America’s exit from the Iran nuclear deal in May was the culmination of President Donald Trump’s long-declared antipathy towards the agreement. With all other parties to the accord standing by it, however, a different diplomatic battle is likely to unfold in 2019. This time, with the United States up against Europe.

After reimposing American sanctions on the Iranian economy, the Trump administration targeted people and entities tied to the regime. Moves are also afoot to curb Iran’s ballistic missile programme and its military presence in Syria alongside Lebanese proxy Hezbollah. At the United Nations, the US also cited the Revolutionary Guards’ supply of missiles and weapons to Houthi rebels in Yemen as a major regional threat.

Britain, France and Germany are the European powers in the Iran deal who supported the US effort at the United Nations for action against Iran over recent missile tests.
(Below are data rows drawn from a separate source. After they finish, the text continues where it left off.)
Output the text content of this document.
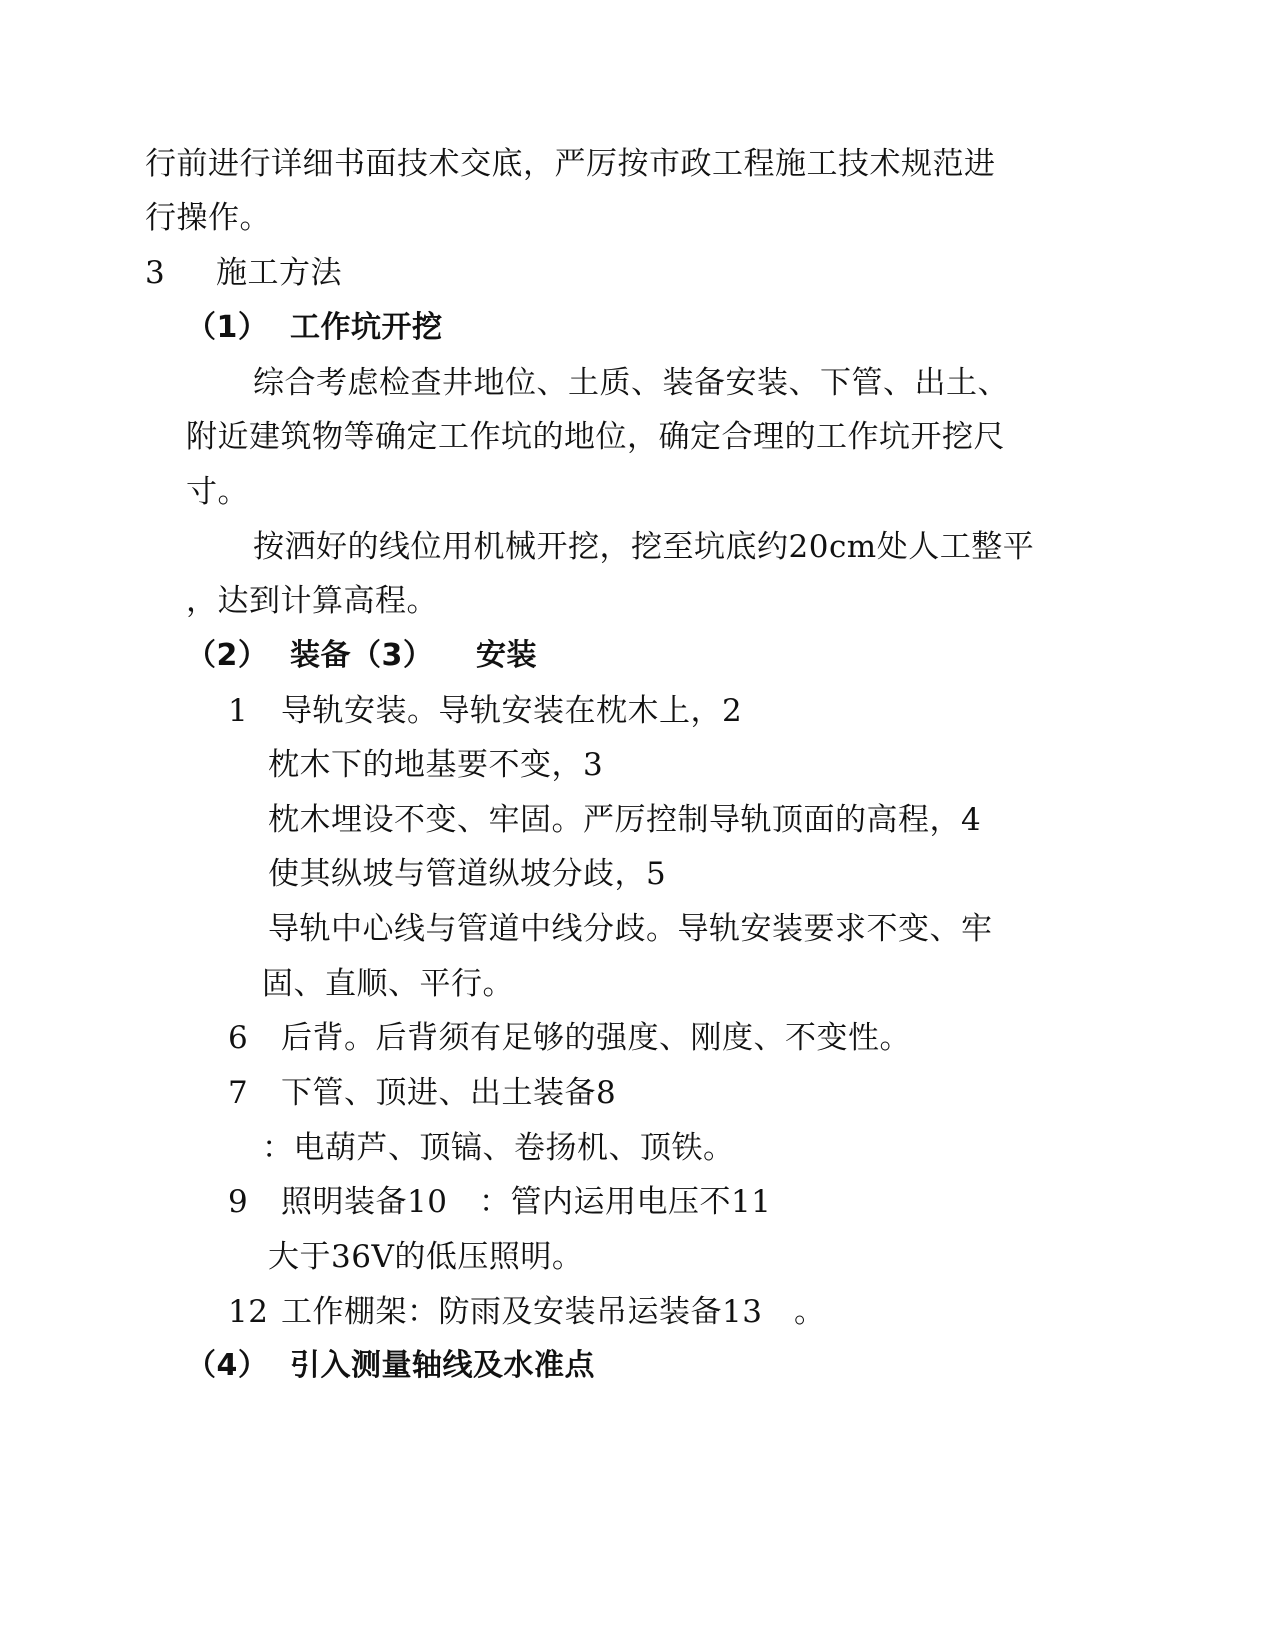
行前进行详细书面技术交底，严厉按市政工程施工技术规范进
行操作。
3 施工方法
（1） 工作坑开挖
综合考虑检查井地位、土质、装备安装、下管、出土、
附近建筑物等确定工作坑的地位，确定合理的工作坑开挖尺
寸。
按洒好的线位用机械开挖，挖至坑底约20cm处人工整平
，达到计算高程。
（2） 装备（3） 安装
1 导轨安装。导轨安装在枕木上，2
枕木下的地基要不变，3
枕木埋设不变、牢固。严厉控制导轨顶面的高程，4
使其纵坡与管道纵坡分歧，5
导轨中心线与管道中线分歧。导轨安装要求不变、牢
固、直顺、平行。
6 后背。后背须有足够的强度、刚度、不变性。
7 下管、顶进、出土装备8
：电葫芦、顶镐、卷扬机、顶铁。
9 照明装备10　：管内运用电压不11
大于36V的低压照明。
12 工作棚架：防雨及安装吊运装备13　。
（4） 引入测量轴线及水准点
But it is the split over the nuclear agreement that is dominating policy and pitting Europe against the US.

Richard Nephew, an Iran specialist at the State Department during the George W. Bush era and the deputy principal negotiator for sanctions policy under President Barack Obama, said the split over the Iran deal, an arms control agreement, now has potentially broader implications.

“The baseline metric of this disagreement is pretty significant. It is deleterious to the transatlantic relationship. Long term, strategically, this is all bad,” Mr Nephew, author of The Art of Sanctions and now senior research scholar at the Centre on Global Energy Policy at Columbia University, said.

One of the biggest problems lies in gauging if the US sanctions will have the desired effect of reining in Iran’s influence in the Middle East.

So far, the Trump administration is happy with the reintroduced sanctions, though their primary effect has been to weaken the Iranian currency and economy rather than changing the regime’s stance. Next year will see US sanctions policy face a bigger challenge because of the opposition of the other countries in the nuclear deal, Mr Nephew said.

“There are people in the White House who are pretty pleased with how it is going,” he said. “But sustaining that pressure and adding to it is harder. Past administrations applied pressure while having back channels to possible negotiations. The Trump administration is not doing that.”

The EU maintains that Iran should be allowed to gain economically from the nuclear deal, having agreed to limit its atomic programme in 2015 in return for a lifting of economic sanctions.

When it left the deal, the Trump administration insisted that European companies would not be allowed to do business with the US if they continued to trade with Iran. Russia and China, the other parties to the nuclear deal, have not been identified as targets in the same manner. The EU responded days later by issuing its own threat, saying European firms could be counter-sanctioned if they follow the US position.

The early weeks of 2019 will likely see the Europe-US standoff put to the test.

Europe is expected to announce the details of a clearing house – a financial instrument known as a special purpose vehicle – to allow companies doing business with Iranian firms to bypass the American sanctions.

Such a mechanism would offset Iranian exports to Europe against respective imports, effectively allowing firms to be paid in Iran or Europe without going through the international financial system.

Companies with large exposure to the American financial system – and thus possible censure – have already signalled that trade with Iran or using the special purpose vehicle is not a risk worth taking. French oil business Total, for example, stepped away from contracts it signed with Tehran after the nuclear deal.